June 14, 2011 at 3:39 pm #74308TheDoc
MemberNice one – I didn’t know about that either!
June 14, 2011 at 3:41 pm #74309OniLinkCR
MemberWhere is this property supposed to go Christopher? When you declare it using the font-face or within the declaration of the font family, etc?
June 14, 2011 at 3:43 pm #75941chrisburton
ParticipantYou’re quite welcome. I do believe it is a common issue on some fonts, not sure about all.
@OniLinkCr: That should work.June 14, 2011 at 3:47 pm #75942OniLinkCR
MemberWithin the font-family then? :p
June 14, 2011 at 3:52 pm #75938chrisburton
ParticipantI don’t believe it has a specific place to go.
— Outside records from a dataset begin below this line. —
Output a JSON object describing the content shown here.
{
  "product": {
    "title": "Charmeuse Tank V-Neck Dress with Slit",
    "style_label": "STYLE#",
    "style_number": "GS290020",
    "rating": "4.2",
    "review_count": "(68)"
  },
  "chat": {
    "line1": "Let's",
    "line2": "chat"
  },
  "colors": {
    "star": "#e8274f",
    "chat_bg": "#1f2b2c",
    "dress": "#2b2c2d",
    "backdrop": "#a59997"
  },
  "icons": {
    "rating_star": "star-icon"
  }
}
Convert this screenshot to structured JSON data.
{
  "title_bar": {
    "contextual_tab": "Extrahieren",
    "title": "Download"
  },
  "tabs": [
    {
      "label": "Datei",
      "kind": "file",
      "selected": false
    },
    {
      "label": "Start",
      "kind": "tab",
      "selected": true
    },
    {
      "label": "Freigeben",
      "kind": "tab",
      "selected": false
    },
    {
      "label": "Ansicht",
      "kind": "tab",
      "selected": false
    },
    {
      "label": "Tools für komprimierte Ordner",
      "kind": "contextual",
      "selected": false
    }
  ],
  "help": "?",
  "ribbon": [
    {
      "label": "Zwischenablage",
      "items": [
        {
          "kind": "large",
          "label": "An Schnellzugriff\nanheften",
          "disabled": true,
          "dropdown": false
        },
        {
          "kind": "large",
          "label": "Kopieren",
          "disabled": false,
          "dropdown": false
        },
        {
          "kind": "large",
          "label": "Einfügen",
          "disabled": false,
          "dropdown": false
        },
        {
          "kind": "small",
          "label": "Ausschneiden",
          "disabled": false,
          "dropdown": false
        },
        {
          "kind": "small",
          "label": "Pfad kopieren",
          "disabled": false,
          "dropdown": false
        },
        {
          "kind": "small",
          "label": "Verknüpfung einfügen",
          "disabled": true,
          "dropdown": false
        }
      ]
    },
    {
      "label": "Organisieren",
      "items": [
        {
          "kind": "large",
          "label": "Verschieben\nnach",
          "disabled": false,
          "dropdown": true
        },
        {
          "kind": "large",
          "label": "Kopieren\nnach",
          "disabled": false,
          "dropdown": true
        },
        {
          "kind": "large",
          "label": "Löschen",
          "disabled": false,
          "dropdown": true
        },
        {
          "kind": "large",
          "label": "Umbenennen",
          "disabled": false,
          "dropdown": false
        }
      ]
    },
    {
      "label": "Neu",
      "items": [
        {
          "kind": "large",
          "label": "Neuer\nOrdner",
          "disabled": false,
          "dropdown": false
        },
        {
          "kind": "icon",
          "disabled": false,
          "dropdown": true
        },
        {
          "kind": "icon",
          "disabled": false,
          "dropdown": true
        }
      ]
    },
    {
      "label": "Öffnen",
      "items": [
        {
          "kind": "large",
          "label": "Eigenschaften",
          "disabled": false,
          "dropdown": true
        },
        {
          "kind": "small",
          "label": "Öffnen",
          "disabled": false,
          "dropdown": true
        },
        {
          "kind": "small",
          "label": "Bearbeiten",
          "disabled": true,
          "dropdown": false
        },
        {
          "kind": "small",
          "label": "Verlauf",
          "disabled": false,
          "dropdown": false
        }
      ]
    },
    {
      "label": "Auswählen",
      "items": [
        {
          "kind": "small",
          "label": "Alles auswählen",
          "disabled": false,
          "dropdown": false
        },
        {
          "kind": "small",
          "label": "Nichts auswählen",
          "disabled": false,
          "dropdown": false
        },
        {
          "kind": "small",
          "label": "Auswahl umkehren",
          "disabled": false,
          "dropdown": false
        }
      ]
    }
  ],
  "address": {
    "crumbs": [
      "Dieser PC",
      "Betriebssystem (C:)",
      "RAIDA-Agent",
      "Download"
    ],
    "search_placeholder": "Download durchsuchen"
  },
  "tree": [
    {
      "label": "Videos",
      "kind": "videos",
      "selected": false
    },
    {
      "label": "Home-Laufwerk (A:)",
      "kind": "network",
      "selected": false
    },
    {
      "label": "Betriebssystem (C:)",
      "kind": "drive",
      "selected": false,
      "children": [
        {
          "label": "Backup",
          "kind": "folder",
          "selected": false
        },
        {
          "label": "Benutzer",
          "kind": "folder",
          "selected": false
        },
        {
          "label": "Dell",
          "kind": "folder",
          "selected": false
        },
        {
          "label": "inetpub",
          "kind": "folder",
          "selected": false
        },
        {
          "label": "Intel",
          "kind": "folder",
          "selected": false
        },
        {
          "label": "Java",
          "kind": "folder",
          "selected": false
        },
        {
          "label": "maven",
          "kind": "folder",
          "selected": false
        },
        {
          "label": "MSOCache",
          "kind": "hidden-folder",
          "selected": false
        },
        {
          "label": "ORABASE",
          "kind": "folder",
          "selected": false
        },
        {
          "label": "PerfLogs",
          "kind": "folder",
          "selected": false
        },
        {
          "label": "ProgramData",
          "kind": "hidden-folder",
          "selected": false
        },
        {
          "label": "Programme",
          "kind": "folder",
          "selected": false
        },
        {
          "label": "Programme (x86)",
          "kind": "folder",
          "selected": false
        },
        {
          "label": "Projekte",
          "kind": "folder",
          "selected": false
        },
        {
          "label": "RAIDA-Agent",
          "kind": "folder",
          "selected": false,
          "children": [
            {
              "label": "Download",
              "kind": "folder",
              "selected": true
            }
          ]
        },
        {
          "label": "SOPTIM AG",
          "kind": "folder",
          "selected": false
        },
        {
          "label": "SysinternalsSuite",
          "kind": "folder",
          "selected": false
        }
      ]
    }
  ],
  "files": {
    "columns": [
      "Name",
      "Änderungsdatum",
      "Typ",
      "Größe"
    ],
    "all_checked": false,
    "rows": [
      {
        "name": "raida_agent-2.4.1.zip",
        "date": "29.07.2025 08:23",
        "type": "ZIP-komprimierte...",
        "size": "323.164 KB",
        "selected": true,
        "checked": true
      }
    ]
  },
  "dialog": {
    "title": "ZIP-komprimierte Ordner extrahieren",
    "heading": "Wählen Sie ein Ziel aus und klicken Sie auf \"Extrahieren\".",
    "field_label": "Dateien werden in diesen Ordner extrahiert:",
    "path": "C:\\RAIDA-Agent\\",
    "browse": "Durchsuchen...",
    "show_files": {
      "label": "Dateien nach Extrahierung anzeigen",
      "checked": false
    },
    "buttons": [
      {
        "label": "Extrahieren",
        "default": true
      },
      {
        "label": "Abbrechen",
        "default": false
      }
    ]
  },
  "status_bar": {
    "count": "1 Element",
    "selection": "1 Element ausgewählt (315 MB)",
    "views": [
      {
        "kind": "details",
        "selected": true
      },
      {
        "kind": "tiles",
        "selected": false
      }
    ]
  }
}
If you have a web font and are declaring it using @font-face then, I would certainly use it there. Why add it multiple times in your CSS?
June 14, 2011 at 4:51 pm #73028immel
MemberI simply declared it on my body, underneath font-family. It solved all kinds of issues with different fonts. Weirds me out that it works fine in webkit on a PC without smoothing: antialiased;, but not on a mac.
June 15, 2011 at 3:06 pm #72936OniLinkCR
MemberPerfect, that’s what I wanted to know, where it should go on the body declaration, or the actual font-face property.
July 4, 2011 at 4:17 pm #82823baazooka
Participantit works perfectly for Safari but not for Firefox…
even with -moz-font-smoothing…
does anyone knows what to do?
July 4, 2011 at 7:01 pm #82829chrisburton
ParticipantThat’s because it is for webkit browsers hence the prefix.